The commanders called protesters’ occupation of government buildings “inadmissible” and said that “further escalation of confrontation threatens to integrity of the country.”
The decision to send Yanukovych a special letter was made at a general meeting of the ministry’s office the day before and, according to Anatoliy Hrytsenko, an opposition lawmaker and former defense minister, the officers had been pressured to support Yanukovych.
“I know for sure that officers, who were not agreeing to the ‘common approval’ are now being pressured by their commanders and chiefs,” Hrytsenko said on his Facebook page. In its separate statement, the Defense Ministry also denied the reports that army was allegedly involved in assisting the police during the ongoing political crisis.

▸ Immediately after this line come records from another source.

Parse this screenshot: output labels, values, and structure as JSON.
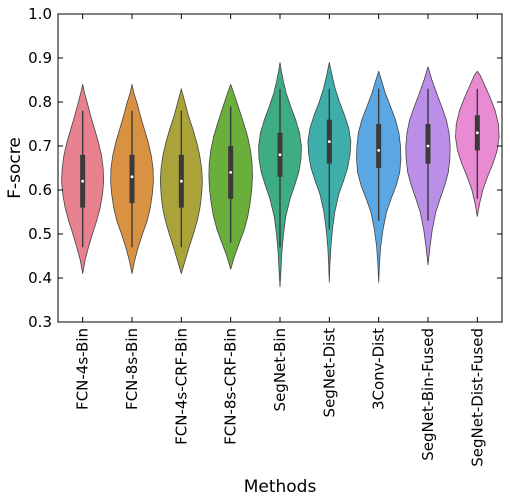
{
  "chart_data": {
    "type": "violin",
    "title": "",
    "xlabel": "Methods",
    "ylabel": "F-socre",
    "ylim": [
      0.3,
      1.0
    ],
    "yticks": [
      "0.3",
      "0.4",
      "0.5",
      "0.6",
      "0.7",
      "0.8",
      "0.9",
      "1.0"
    ],
    "grid": false,
    "legend": "none",
    "categories": [
      "FCN-4s-Bin",
      "FCN-8s-Bin",
      "FCN-4s-CRF-Bin",
      "FCN-8s-CRF-Bin",
      "SegNet-Bin",
      "SegNet-Dist",
      "3Conv-Dist",
      "SegNet-Bin-Fused",
      "SegNet-Dist-Fused"
    ],
    "colors": [
      "#e8818f",
      "#d99142",
      "#a9a33a",
      "#6aaf3c",
      "#3fad84",
      "#3eaeaa",
      "#5aa7e3",
      "#bb8ee8",
      "#e98bd3"
    ],
    "violins": [
      {
        "min": 0.41,
        "q1": 0.56,
        "median": 0.62,
        "q3": 0.68,
        "max": 0.84,
        "whisker_low": 0.47,
        "whisker_high": 0.78,
        "profile": [
          [
            0.41,
            0.0
          ],
          [
            0.44,
            0.012
          ],
          [
            0.47,
            0.03
          ],
          [
            0.5,
            0.05
          ],
          [
            0.53,
            0.072
          ],
          [
            0.56,
            0.09
          ],
          [
            0.59,
            0.102
          ],
          [
            0.62,
            0.108
          ],
          [
            0.65,
            0.105
          ],
          [
            0.68,
            0.096
          ],
          [
            0.71,
            0.08
          ],
          [
            0.74,
            0.06
          ],
          [
            0.77,
            0.04
          ],
          [
            0.8,
            0.022
          ],
          [
            0.82,
            0.01
          ],
          [
            0.84,
            0.0
          ]
        ]
      },
      {
        "min": 0.41,
        "q1": 0.57,
        "median": 0.63,
        "q3": 0.68,
        "max": 0.84,
        "whisker_low": 0.47,
        "whisker_high": 0.78,
        "profile": [
          [
            0.41,
            0.0
          ],
          [
            0.44,
            0.014
          ],
          [
            0.47,
            0.032
          ],
          [
            0.5,
            0.054
          ],
          [
            0.53,
            0.078
          ],
          [
            0.56,
            0.094
          ],
          [
            0.59,
            0.104
          ],
          [
            0.62,
            0.11
          ],
          [
            0.65,
            0.108
          ],
          [
            0.68,
            0.098
          ],
          [
            0.71,
            0.082
          ],
          [
            0.74,
            0.062
          ],
          [
            0.77,
            0.042
          ],
          [
            0.8,
            0.024
          ],
          [
            0.82,
            0.01
          ],
          [
            0.84,
            0.0
          ]
        ]
      },
      {
        "min": 0.41,
        "q1": 0.56,
        "median": 0.62,
        "q3": 0.68,
        "max": 0.83,
        "whisker_low": 0.47,
        "whisker_high": 0.78,
        "profile": [
          [
            0.41,
            0.0
          ],
          [
            0.44,
            0.02
          ],
          [
            0.47,
            0.04
          ],
          [
            0.5,
            0.062
          ],
          [
            0.53,
            0.082
          ],
          [
            0.56,
            0.096
          ],
          [
            0.59,
            0.104
          ],
          [
            0.62,
            0.108
          ],
          [
            0.65,
            0.104
          ],
          [
            0.68,
            0.094
          ],
          [
            0.71,
            0.078
          ],
          [
            0.74,
            0.058
          ],
          [
            0.77,
            0.036
          ],
          [
            0.8,
            0.018
          ],
          [
            0.83,
            0.0
          ]
        ]
      },
      {
        "min": 0.42,
        "q1": 0.58,
        "median": 0.64,
        "q3": 0.7,
        "max": 0.84,
        "whisker_low": 0.48,
        "whisker_high": 0.79,
        "profile": [
          [
            0.42,
            0.0
          ],
          [
            0.45,
            0.02
          ],
          [
            0.48,
            0.045
          ],
          [
            0.51,
            0.07
          ],
          [
            0.54,
            0.088
          ],
          [
            0.57,
            0.1
          ],
          [
            0.6,
            0.108
          ],
          [
            0.63,
            0.112
          ],
          [
            0.66,
            0.11
          ],
          [
            0.69,
            0.102
          ],
          [
            0.72,
            0.088
          ],
          [
            0.75,
            0.068
          ],
          [
            0.78,
            0.046
          ],
          [
            0.81,
            0.024
          ],
          [
            0.84,
            0.0
          ]
        ]
      },
      {
        "min": 0.38,
        "q1": 0.63,
        "median": 0.68,
        "q3": 0.73,
        "max": 0.89,
        "whisker_low": 0.47,
        "whisker_high": 0.83,
        "profile": [
          [
            0.38,
            0.0
          ],
          [
            0.42,
            0.005
          ],
          [
            0.46,
            0.01
          ],
          [
            0.5,
            0.018
          ],
          [
            0.54,
            0.03
          ],
          [
            0.58,
            0.052
          ],
          [
            0.61,
            0.075
          ],
          [
            0.64,
            0.096
          ],
          [
            0.67,
            0.108
          ],
          [
            0.7,
            0.11
          ],
          [
            0.73,
            0.1
          ],
          [
            0.76,
            0.08
          ],
          [
            0.79,
            0.055
          ],
          [
            0.82,
            0.032
          ],
          [
            0.85,
            0.016
          ],
          [
            0.87,
            0.007
          ],
          [
            0.89,
            0.0
          ]
        ]
      },
      {
        "min": 0.39,
        "q1": 0.66,
        "median": 0.71,
        "q3": 0.76,
        "max": 0.89,
        "whisker_low": 0.51,
        "whisker_high": 0.83,
        "profile": [
          [
            0.39,
            0.0
          ],
          [
            0.43,
            0.003
          ],
          [
            0.47,
            0.008
          ],
          [
            0.51,
            0.016
          ],
          [
            0.55,
            0.028
          ],
          [
            0.59,
            0.048
          ],
          [
            0.62,
            0.072
          ],
          [
            0.65,
            0.094
          ],
          [
            0.68,
            0.106
          ],
          [
            0.71,
            0.11
          ],
          [
            0.74,
            0.1
          ],
          [
            0.77,
            0.078
          ],
          [
            0.8,
            0.052
          ],
          [
            0.83,
            0.03
          ],
          [
            0.86,
            0.014
          ],
          [
            0.89,
            0.0
          ]
        ]
      },
      {
        "min": 0.39,
        "q1": 0.65,
        "median": 0.69,
        "q3": 0.75,
        "max": 0.87,
        "whisker_low": 0.53,
        "whisker_high": 0.83,
        "profile": [
          [
            0.39,
            0.0
          ],
          [
            0.43,
            0.004
          ],
          [
            0.47,
            0.01
          ],
          [
            0.51,
            0.022
          ],
          [
            0.55,
            0.04
          ],
          [
            0.58,
            0.064
          ],
          [
            0.61,
            0.09
          ],
          [
            0.64,
            0.108
          ],
          [
            0.67,
            0.114
          ],
          [
            0.7,
            0.112
          ],
          [
            0.73,
            0.104
          ],
          [
            0.76,
            0.086
          ],
          [
            0.79,
            0.06
          ],
          [
            0.82,
            0.034
          ],
          [
            0.85,
            0.014
          ],
          [
            0.87,
            0.0
          ]
        ]
      },
      {
        "min": 0.43,
        "q1": 0.66,
        "median": 0.7,
        "q3": 0.75,
        "max": 0.88,
        "whisker_low": 0.53,
        "whisker_high": 0.83,
        "profile": [
          [
            0.43,
            0.0
          ],
          [
            0.47,
            0.01
          ],
          [
            0.51,
            0.022
          ],
          [
            0.55,
            0.04
          ],
          [
            0.58,
            0.062
          ],
          [
            0.61,
            0.086
          ],
          [
            0.64,
            0.104
          ],
          [
            0.67,
            0.112
          ],
          [
            0.7,
            0.114
          ],
          [
            0.73,
            0.108
          ],
          [
            0.76,
            0.094
          ],
          [
            0.79,
            0.07
          ],
          [
            0.82,
            0.044
          ],
          [
            0.85,
            0.02
          ],
          [
            0.88,
            0.0
          ]
        ]
      },
      {
        "min": 0.54,
        "q1": 0.69,
        "median": 0.73,
        "q3": 0.77,
        "max": 0.87,
        "whisker_low": 0.58,
        "whisker_high": 0.83,
        "profile": [
          [
            0.54,
            0.0
          ],
          [
            0.57,
            0.012
          ],
          [
            0.6,
            0.028
          ],
          [
            0.63,
            0.052
          ],
          [
            0.66,
            0.08
          ],
          [
            0.69,
            0.102
          ],
          [
            0.72,
            0.112
          ],
          [
            0.75,
            0.108
          ],
          [
            0.78,
            0.092
          ],
          [
            0.81,
            0.066
          ],
          [
            0.84,
            0.036
          ],
          [
            0.86,
            0.016
          ],
          [
            0.87,
            0.0
          ]
        ]
      }
    ]
  }
}
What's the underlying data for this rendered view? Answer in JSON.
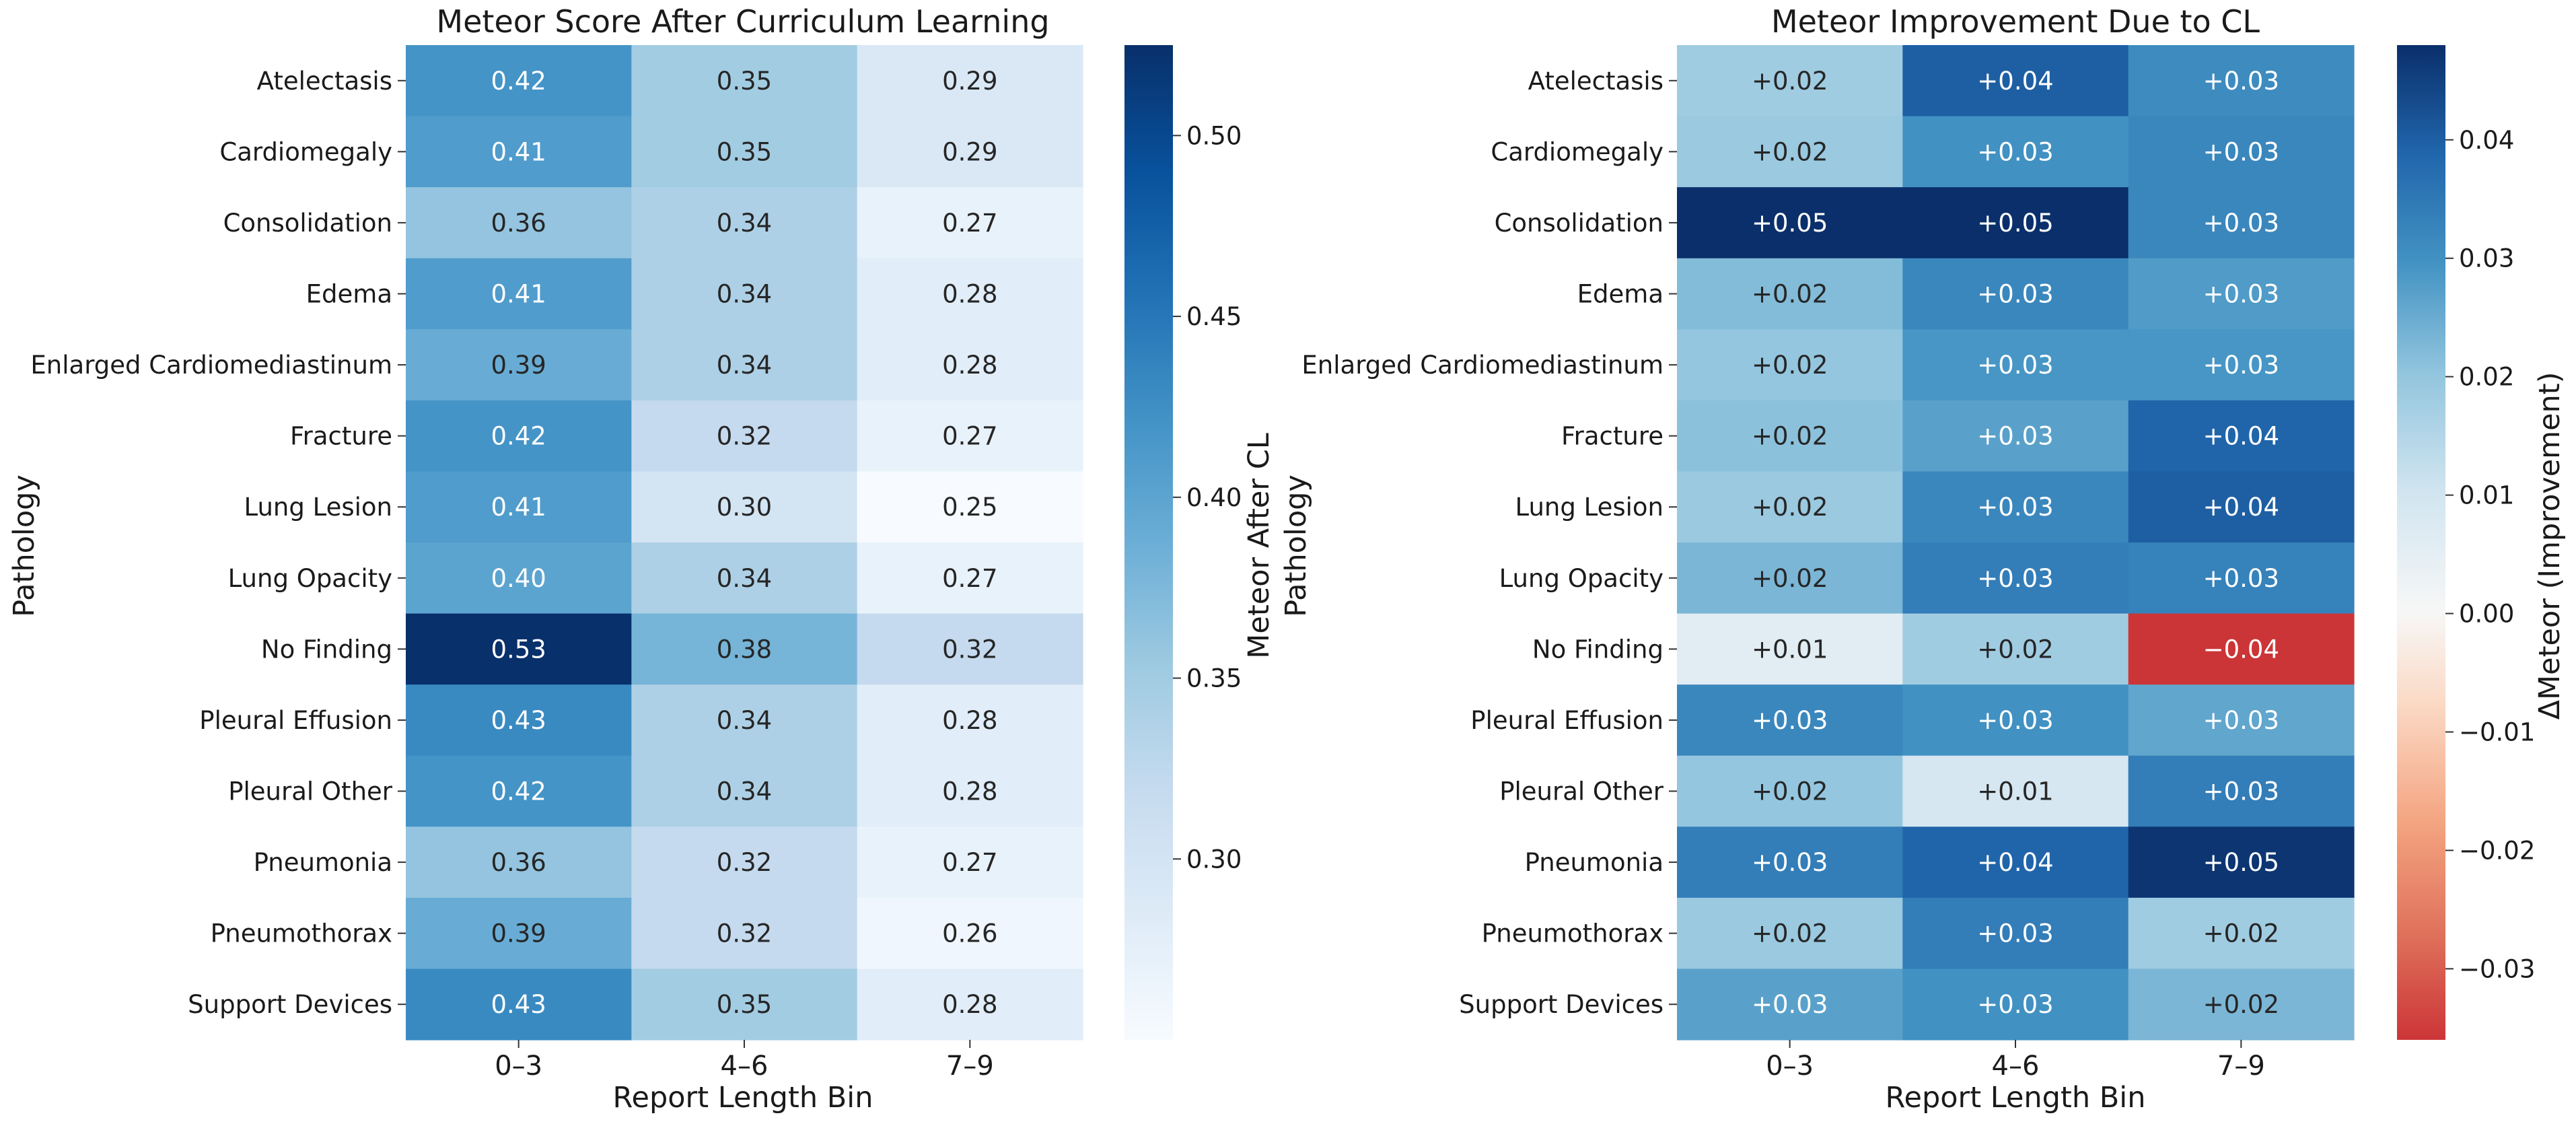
{
  "chart_data": [
    {
      "type": "heatmap",
      "title": "Meteor Score After Curriculum Learning",
      "xlabel": "Report Length Bin",
      "ylabel": "Pathology",
      "x_categories": [
        "0–3",
        "4–6",
        "7–9"
      ],
      "y_categories": [
        "Atelectasis",
        "Cardiomegaly",
        "Consolidation",
        "Edema",
        "Enlarged Cardiomediastinum",
        "Fracture",
        "Lung Lesion",
        "Lung Opacity",
        "No Finding",
        "Pleural Effusion",
        "Pleural Other",
        "Pneumonia",
        "Pneumothorax",
        "Support Devices"
      ],
      "values": [
        [
          0.42,
          0.35,
          0.29
        ],
        [
          0.41,
          0.35,
          0.29
        ],
        [
          0.36,
          0.34,
          0.27
        ],
        [
          0.41,
          0.34,
          0.28
        ],
        [
          0.39,
          0.34,
          0.28
        ],
        [
          0.42,
          0.32,
          0.27
        ],
        [
          0.41,
          0.3,
          0.25
        ],
        [
          0.4,
          0.34,
          0.27
        ],
        [
          0.53,
          0.38,
          0.32
        ],
        [
          0.43,
          0.34,
          0.28
        ],
        [
          0.42,
          0.34,
          0.28
        ],
        [
          0.36,
          0.32,
          0.27
        ],
        [
          0.39,
          0.32,
          0.26
        ],
        [
          0.43,
          0.35,
          0.28
        ]
      ],
      "cell_labels": [
        [
          "0.42",
          "0.35",
          "0.29"
        ],
        [
          "0.41",
          "0.35",
          "0.29"
        ],
        [
          "0.36",
          "0.34",
          "0.27"
        ],
        [
          "0.41",
          "0.34",
          "0.28"
        ],
        [
          "0.39",
          "0.34",
          "0.28"
        ],
        [
          "0.42",
          "0.32",
          "0.27"
        ],
        [
          "0.41",
          "0.30",
          "0.25"
        ],
        [
          "0.40",
          "0.34",
          "0.27"
        ],
        [
          "0.53",
          "0.38",
          "0.32"
        ],
        [
          "0.43",
          "0.34",
          "0.28"
        ],
        [
          "0.42",
          "0.34",
          "0.28"
        ],
        [
          "0.36",
          "0.32",
          "0.27"
        ],
        [
          "0.39",
          "0.32",
          "0.26"
        ],
        [
          "0.43",
          "0.35",
          "0.28"
        ]
      ],
      "colormap": "Blues",
      "colorbar": {
        "label": "Meteor After CL",
        "range": [
          0.25,
          0.525
        ],
        "ticks": [
          0.3,
          0.35,
          0.4,
          0.45,
          0.5
        ],
        "tick_labels": [
          "0.30",
          "0.35",
          "0.40",
          "0.45",
          "0.50"
        ]
      }
    },
    {
      "type": "heatmap",
      "title": "Meteor Improvement Due to CL",
      "xlabel": "Report Length Bin",
      "ylabel": "Pathology",
      "x_categories": [
        "0–3",
        "4–6",
        "7–9"
      ],
      "y_categories": [
        "Atelectasis",
        "Cardiomegaly",
        "Consolidation",
        "Edema",
        "Enlarged Cardiomediastinum",
        "Fracture",
        "Lung Lesion",
        "Lung Opacity",
        "No Finding",
        "Pleural Effusion",
        "Pleural Other",
        "Pneumonia",
        "Pneumothorax",
        "Support Devices"
      ],
      "values": [
        [
          0.018,
          0.04,
          0.031
        ],
        [
          0.019,
          0.03,
          0.032
        ],
        [
          0.048,
          0.048,
          0.032
        ],
        [
          0.022,
          0.032,
          0.028
        ],
        [
          0.02,
          0.029,
          0.029
        ],
        [
          0.021,
          0.027,
          0.039
        ],
        [
          0.019,
          0.032,
          0.04
        ],
        [
          0.023,
          0.034,
          0.033
        ],
        [
          0.006,
          0.018,
          -0.036
        ],
        [
          0.032,
          0.03,
          0.026
        ],
        [
          0.02,
          0.009,
          0.034
        ],
        [
          0.034,
          0.039,
          0.047
        ],
        [
          0.019,
          0.034,
          0.018
        ],
        [
          0.027,
          0.03,
          0.023
        ]
      ],
      "cell_labels": [
        [
          "+0.02",
          "+0.04",
          "+0.03"
        ],
        [
          "+0.02",
          "+0.03",
          "+0.03"
        ],
        [
          "+0.05",
          "+0.05",
          "+0.03"
        ],
        [
          "+0.02",
          "+0.03",
          "+0.03"
        ],
        [
          "+0.02",
          "+0.03",
          "+0.03"
        ],
        [
          "+0.02",
          "+0.03",
          "+0.04"
        ],
        [
          "+0.02",
          "+0.03",
          "+0.04"
        ],
        [
          "+0.02",
          "+0.03",
          "+0.03"
        ],
        [
          "+0.01",
          "+0.02",
          "−0.04"
        ],
        [
          "+0.03",
          "+0.03",
          "+0.03"
        ],
        [
          "+0.02",
          "+0.01",
          "+0.03"
        ],
        [
          "+0.03",
          "+0.04",
          "+0.05"
        ],
        [
          "+0.02",
          "+0.03",
          "+0.02"
        ],
        [
          "+0.03",
          "+0.03",
          "+0.02"
        ]
      ],
      "colormap": "RdBu (diverging, centered at 0)",
      "colorbar": {
        "label": "ΔMeteor (Improvement)",
        "range": [
          -0.036,
          0.048
        ],
        "ticks": [
          -0.03,
          -0.02,
          -0.01,
          0.0,
          0.01,
          0.02,
          0.03,
          0.04
        ],
        "tick_labels": [
          "−0.03",
          "−0.02",
          "−0.01",
          "0.00",
          "0.01",
          "0.02",
          "0.03",
          "0.04"
        ]
      }
    }
  ]
}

This report suggests that the army is divided, but is under pressure from the top. And the top is no doubt under pressure from Moscow.
All this suggests to me that a full-blown crackdown is being held in abeyance until the end of Sochi. In the meantime, the regime will wage a guerrilla war against the opposition. The opposition-and especially its leadership-will be terrorized by nightriders and roving gangs and “law enforcement.” Putin will give Yanukovych his marching orders. And sometime in late February, expect things to come to a climax. What we see now is a relative calm before a storm.
And what will the storm winds blow? I fear civil war, largely on regional lines, but not completely. Even parts of eastern Ukraine are restive. And if it comes to that, Putin will no doubt find a pretext for a more direct intervention, reprising the role of Nicholas I, “the gendarme of Europe,” who intervened to crush rebellions in Poland and the Hapsburg Empire. I do not think that Yanukovych has the forces to subjugate a country as large as Ukraine, especially if those forces are largely conscripts who will not be enthusiastic about attacking-and killing-their friends and family. I don’t know if Putin does either, but I cannot see him sitting idly by while Ukraine spins out of control.